The National Basketball Association (NBA) is a professional basketball league featuring the best players from around the world. In the modern NBA, player evaluation has gone far beyond just points. Physical attributes like height, wingspan and reach are increasingly used by teams to gain a competitive edge. These measurements not only influence how players are scouted and drafted, but also how they’re expected to perform on the court.

One particularly interesting metric is wingspan advantage which is the difference between a player’s wingspan and their height (wingspan - height). A larger wingspan relative to height is often considered beneficial for defense, rebounding, and shot-blocking. However, longer arms can also affect shooting mechanics, sometimes offering an edge by helping players shoot over defenders, but also potentially making it harder to develop a consistent shooting form, but does this actually show up in the data?
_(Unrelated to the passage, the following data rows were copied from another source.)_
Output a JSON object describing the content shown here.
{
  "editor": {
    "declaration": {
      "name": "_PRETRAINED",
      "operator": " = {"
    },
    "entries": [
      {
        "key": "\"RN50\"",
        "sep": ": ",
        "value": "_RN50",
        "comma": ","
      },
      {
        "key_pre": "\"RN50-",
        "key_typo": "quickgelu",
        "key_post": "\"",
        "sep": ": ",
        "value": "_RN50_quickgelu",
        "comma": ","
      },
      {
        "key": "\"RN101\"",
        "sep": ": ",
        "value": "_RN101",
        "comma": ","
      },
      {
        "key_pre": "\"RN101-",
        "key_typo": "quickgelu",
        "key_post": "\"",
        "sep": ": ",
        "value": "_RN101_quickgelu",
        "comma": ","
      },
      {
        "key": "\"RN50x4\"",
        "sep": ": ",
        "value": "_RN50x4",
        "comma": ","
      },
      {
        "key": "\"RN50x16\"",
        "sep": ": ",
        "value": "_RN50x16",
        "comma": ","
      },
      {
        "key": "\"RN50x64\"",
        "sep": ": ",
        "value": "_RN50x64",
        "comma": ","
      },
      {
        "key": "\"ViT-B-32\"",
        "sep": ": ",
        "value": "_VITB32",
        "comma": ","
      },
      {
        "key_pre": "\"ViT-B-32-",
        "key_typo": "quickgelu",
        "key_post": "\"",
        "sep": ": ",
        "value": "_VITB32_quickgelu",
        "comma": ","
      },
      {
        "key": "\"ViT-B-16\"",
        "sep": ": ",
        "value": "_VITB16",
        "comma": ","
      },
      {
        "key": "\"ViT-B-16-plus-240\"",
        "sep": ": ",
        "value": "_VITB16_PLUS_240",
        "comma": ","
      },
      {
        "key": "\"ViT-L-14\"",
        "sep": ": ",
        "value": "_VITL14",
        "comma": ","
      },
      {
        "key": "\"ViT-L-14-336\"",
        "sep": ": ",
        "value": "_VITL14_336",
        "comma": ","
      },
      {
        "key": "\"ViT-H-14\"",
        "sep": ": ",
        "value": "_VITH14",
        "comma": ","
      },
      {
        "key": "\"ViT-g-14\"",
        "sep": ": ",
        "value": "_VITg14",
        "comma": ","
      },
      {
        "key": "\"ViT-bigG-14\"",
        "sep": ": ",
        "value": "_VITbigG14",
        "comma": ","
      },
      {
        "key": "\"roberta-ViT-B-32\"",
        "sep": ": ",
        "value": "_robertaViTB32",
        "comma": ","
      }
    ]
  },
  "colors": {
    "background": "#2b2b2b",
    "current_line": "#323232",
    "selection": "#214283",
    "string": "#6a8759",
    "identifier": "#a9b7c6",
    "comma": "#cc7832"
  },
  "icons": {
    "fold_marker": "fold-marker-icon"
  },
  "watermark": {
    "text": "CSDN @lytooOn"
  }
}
In this worksheet, you’ll explore how physical traits like wingspan advantage relate to on-court performance. You’ll work with real NBA data to practice essential skills such as cleaning and joining datasets, as well as visualizing relationships. By the end, you’ll use your cleaned and combined datasets to look for meaningful patterns between a player’s wingspan advantage and their statistical output.
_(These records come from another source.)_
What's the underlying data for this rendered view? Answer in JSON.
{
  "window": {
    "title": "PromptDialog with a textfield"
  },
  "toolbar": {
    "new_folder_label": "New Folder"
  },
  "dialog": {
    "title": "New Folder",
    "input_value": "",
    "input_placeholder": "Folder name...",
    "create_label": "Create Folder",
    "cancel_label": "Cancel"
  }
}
By the end of this activity, you will be able to:

  1. Clean and transform raw and messy data into a structured and analysis ready format.

  2. Combine multiple datasets, including resolving issues like inconsistent naming.

  3. Use web scraping tools to gather additional data from an online source.

  4. Explore relationships between variables and communicate findings using visualizations.

Technology Requirement:

This activity requires the use of RStudio with familiarity in Quarto documents and several tidyverse packages including dplyr, tidyr, readr and stringr. Students will also work with the janitor, rvest and fuzzyjoin packages to perform webs scraping, clean raw datasets and attempt to resolve joining issues due to data inconsistencies.

Data

The nba_wingspan_2025.csv dataset contains 499 rows and 4 columns. Each row represents a NBA player from the 2024-25 season. Note this dataset is partially cleaned from the data found at craftednba.com.

Download Data: nba_wingspan_2025.csv

Variable Descriptions
Variable Description
name Full name of NBA player, with team abbreviation and primary position
height Player’s height in feet & inches format
wingspan Player’s wingspan in feet & inches format
wingspan_advantage Difference between wingspan and height in inches (wingspan - height)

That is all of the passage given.